In April 1974, Jack Stower moved from WIMA to WIMA-FM (Country Lovin'), to become that station's first manager. Mr. Stower was succeeded by Joe Jansen as WIMA program director. WIMA-FM is now known as WIMT "T-102". The former WIMA-TV (now WLIO) was sold off in 1972 to Lima Communications Corporation, a division of Toledo-based Block Communications, owners of the Toledo Blade newspaper.

The WBLY call sign later moved to an AM station in Springfield, Ohio, where it resided from 1954 to 2002 which is now WULM.
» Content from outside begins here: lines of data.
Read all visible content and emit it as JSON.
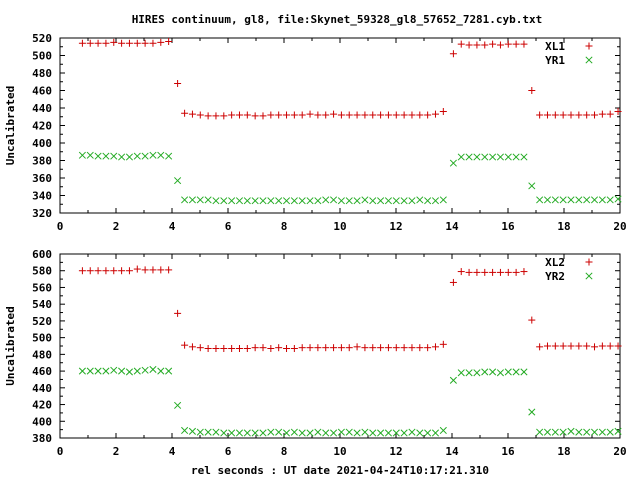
{
  "chart_data": {
    "title": "HIRES continuum, gl8, file:Skynet_59328_gl8_57652_7281.cyb.txt",
    "xlabel": "rel seconds : UT date 2021-04-24T10:17:21.310",
    "colors": {
      "plus": "#cc0000",
      "cross": "#22aa22",
      "axis": "#000000"
    },
    "panels": [
      {
        "type": "scatter",
        "ylabel": "Uncalibrated",
        "xlim": [
          0,
          20
        ],
        "ylim": [
          320,
          520
        ],
        "xticks": [
          0,
          2,
          4,
          6,
          8,
          10,
          12,
          14,
          16,
          18,
          20
        ],
        "yticks": [
          320,
          340,
          360,
          380,
          400,
          420,
          440,
          460,
          480,
          500,
          520
        ],
        "legend_position": "top-right",
        "series": [
          {
            "name": "XL1",
            "marker": "plus",
            "x": [
              0.8,
              1.08,
              1.36,
              1.64,
              1.92,
              2.2,
              2.48,
              2.76,
              3.04,
              3.32,
              3.6,
              3.88,
              4.2,
              4.45,
              4.73,
              5.01,
              5.29,
              5.57,
              5.85,
              6.13,
              6.41,
              6.69,
              6.97,
              7.25,
              7.53,
              7.81,
              8.09,
              8.37,
              8.65,
              8.93,
              9.21,
              9.49,
              9.77,
              10.05,
              10.33,
              10.61,
              10.89,
              11.17,
              11.45,
              11.73,
              12.01,
              12.29,
              12.57,
              12.85,
              13.13,
              13.41,
              13.69,
              14.05,
              14.33,
              14.61,
              14.89,
              15.17,
              15.45,
              15.73,
              16.01,
              16.29,
              16.57,
              16.85,
              17.13,
              17.41,
              17.69,
              17.97,
              18.25,
              18.53,
              18.81,
              19.09,
              19.37,
              19.65,
              19.93
            ],
            "y": [
              514,
              514,
              514,
              514,
              515,
              514,
              514,
              514,
              514,
              514,
              515,
              516,
              468,
              434,
              433,
              432,
              431,
              431,
              431,
              432,
              432,
              432,
              431,
              431,
              432,
              432,
              432,
              432,
              432,
              433,
              432,
              432,
              433,
              432,
              432,
              432,
              432,
              432,
              432,
              432,
              432,
              432,
              432,
              432,
              432,
              433,
              436,
              502,
              513,
              512,
              512,
              512,
              513,
              512,
              513,
              513,
              513,
              460,
              432,
              432,
              432,
              432,
              432,
              432,
              432,
              432,
              433,
              433,
              436
            ]
          },
          {
            "name": "YR1",
            "marker": "cross",
            "x": [
              0.8,
              1.08,
              1.36,
              1.64,
              1.92,
              2.2,
              2.48,
              2.76,
              3.04,
              3.32,
              3.6,
              3.88,
              4.2,
              4.45,
              4.73,
              5.01,
              5.29,
              5.57,
              5.85,
              6.13,
              6.41,
              6.69,
              6.97,
              7.25,
              7.53,
              7.81,
              8.09,
              8.37,
              8.65,
              8.93,
              9.21,
              9.49,
              9.77,
              10.05,
              10.33,
              10.61,
              10.89,
              11.17,
              11.45,
              11.73,
              12.01,
              12.29,
              12.57,
              12.85,
              13.13,
              13.41,
              13.69,
              14.05,
              14.33,
              14.61,
              14.89,
              15.17,
              15.45,
              15.73,
              16.01,
              16.29,
              16.57,
              16.85,
              17.13,
              17.41,
              17.69,
              17.97,
              18.25,
              18.53,
              18.81,
              19.09,
              19.37,
              19.65,
              19.93
            ],
            "y": [
              386,
              386,
              385,
              385,
              385,
              384,
              384,
              385,
              385,
              386,
              386,
              385,
              357,
              335,
              335,
              335,
              335,
              334,
              334,
              334,
              334,
              334,
              334,
              334,
              334,
              334,
              334,
              334,
              334,
              334,
              334,
              335,
              335,
              334,
              334,
              334,
              335,
              334,
              334,
              334,
              334,
              334,
              334,
              335,
              334,
              334,
              335,
              377,
              384,
              384,
              384,
              384,
              384,
              384,
              384,
              384,
              384,
              351,
              335,
              335,
              335,
              335,
              335,
              335,
              335,
              335,
              335,
              335,
              336
            ]
          }
        ]
      },
      {
        "type": "scatter",
        "ylabel": "Uncalibrated",
        "xlim": [
          0,
          20
        ],
        "ylim": [
          380,
          600
        ],
        "xticks": [
          0,
          2,
          4,
          6,
          8,
          10,
          12,
          14,
          16,
          18,
          20
        ],
        "yticks": [
          380,
          400,
          420,
          440,
          460,
          480,
          500,
          520,
          540,
          560,
          580,
          600
        ],
        "legend_position": "top-right",
        "series": [
          {
            "name": "XL2",
            "marker": "plus",
            "x": [
              0.8,
              1.08,
              1.36,
              1.64,
              1.92,
              2.2,
              2.48,
              2.76,
              3.04,
              3.32,
              3.6,
              3.88,
              4.2,
              4.45,
              4.73,
              5.01,
              5.29,
              5.57,
              5.85,
              6.13,
              6.41,
              6.69,
              6.97,
              7.25,
              7.53,
              7.81,
              8.09,
              8.37,
              8.65,
              8.93,
              9.21,
              9.49,
              9.77,
              10.05,
              10.33,
              10.61,
              10.89,
              11.17,
              11.45,
              11.73,
              12.01,
              12.29,
              12.57,
              12.85,
              13.13,
              13.41,
              13.69,
              14.05,
              14.33,
              14.61,
              14.89,
              15.17,
              15.45,
              15.73,
              16.01,
              16.29,
              16.57,
              16.85,
              17.13,
              17.41,
              17.69,
              17.97,
              18.25,
              18.53,
              18.81,
              19.09,
              19.37,
              19.65,
              19.93
            ],
            "y": [
              580,
              580,
              580,
              580,
              580,
              580,
              580,
              582,
              581,
              581,
              581,
              581,
              529,
              491,
              489,
              488,
              487,
              487,
              487,
              487,
              487,
              487,
              488,
              488,
              487,
              488,
              487,
              487,
              488,
              488,
              488,
              488,
              488,
              488,
              488,
              489,
              488,
              488,
              488,
              488,
              488,
              488,
              488,
              488,
              488,
              489,
              492,
              566,
              579,
              578,
              578,
              578,
              578,
              578,
              578,
              578,
              579,
              521,
              489,
              490,
              490,
              490,
              490,
              490,
              490,
              489,
              490,
              490,
              490
            ]
          },
          {
            "name": "YR2",
            "marker": "cross",
            "x": [
              0.8,
              1.08,
              1.36,
              1.64,
              1.92,
              2.2,
              2.48,
              2.76,
              3.04,
              3.32,
              3.6,
              3.88,
              4.2,
              4.45,
              4.73,
              5.01,
              5.29,
              5.57,
              5.85,
              6.13,
              6.41,
              6.69,
              6.97,
              7.25,
              7.53,
              7.81,
              8.09,
              8.37,
              8.65,
              8.93,
              9.21,
              9.49,
              9.77,
              10.05,
              10.33,
              10.61,
              10.89,
              11.17,
              11.45,
              11.73,
              12.01,
              12.29,
              12.57,
              12.85,
              13.13,
              13.41,
              13.69,
              14.05,
              14.33,
              14.61,
              14.89,
              15.17,
              15.45,
              15.73,
              16.01,
              16.29,
              16.57,
              16.85,
              17.13,
              17.41,
              17.69,
              17.97,
              18.25,
              18.53,
              18.81,
              19.09,
              19.37,
              19.65,
              19.93
            ],
            "y": [
              460,
              460,
              460,
              460,
              461,
              460,
              459,
              460,
              461,
              462,
              460,
              460,
              419,
              389,
              388,
              387,
              387,
              387,
              386,
              386,
              386,
              386,
              386,
              386,
              387,
              387,
              386,
              387,
              386,
              386,
              387,
              386,
              386,
              387,
              387,
              386,
              387,
              386,
              386,
              386,
              386,
              386,
              387,
              386,
              386,
              386,
              389,
              449,
              458,
              458,
              458,
              459,
              459,
              458,
              459,
              459,
              459,
              411,
              387,
              387,
              387,
              387,
              388,
              387,
              387,
              387,
              387,
              387,
              388
            ]
          }
        ]
      }
    ]
  }
}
WIMA along with four other Clear Channel Lima radio stations were initially sold to Florida-based GoodRadio.TV LLC in May 2007, but the deal soon collapsed prior to FCC approval. The most recent proposed deal was to banker American Securities under the new name Frequency Licensing Partners LLC, but it has yet to be completed or approved. As of 2009, these stations (except WBUK) remain in Clear Channel's hands.

==WIMA today==

former logo

WIMA, outside of a local morning show, airs a lineup of syndicated programs (mostly from Premiere Networks) similar to many other iHeart talk stations, including shows hosted by Glenn Beck, Clay Travis and Buck Sexton, Sean Hannity, Jesse Kelly, and Coast to Coast AM with George Noory.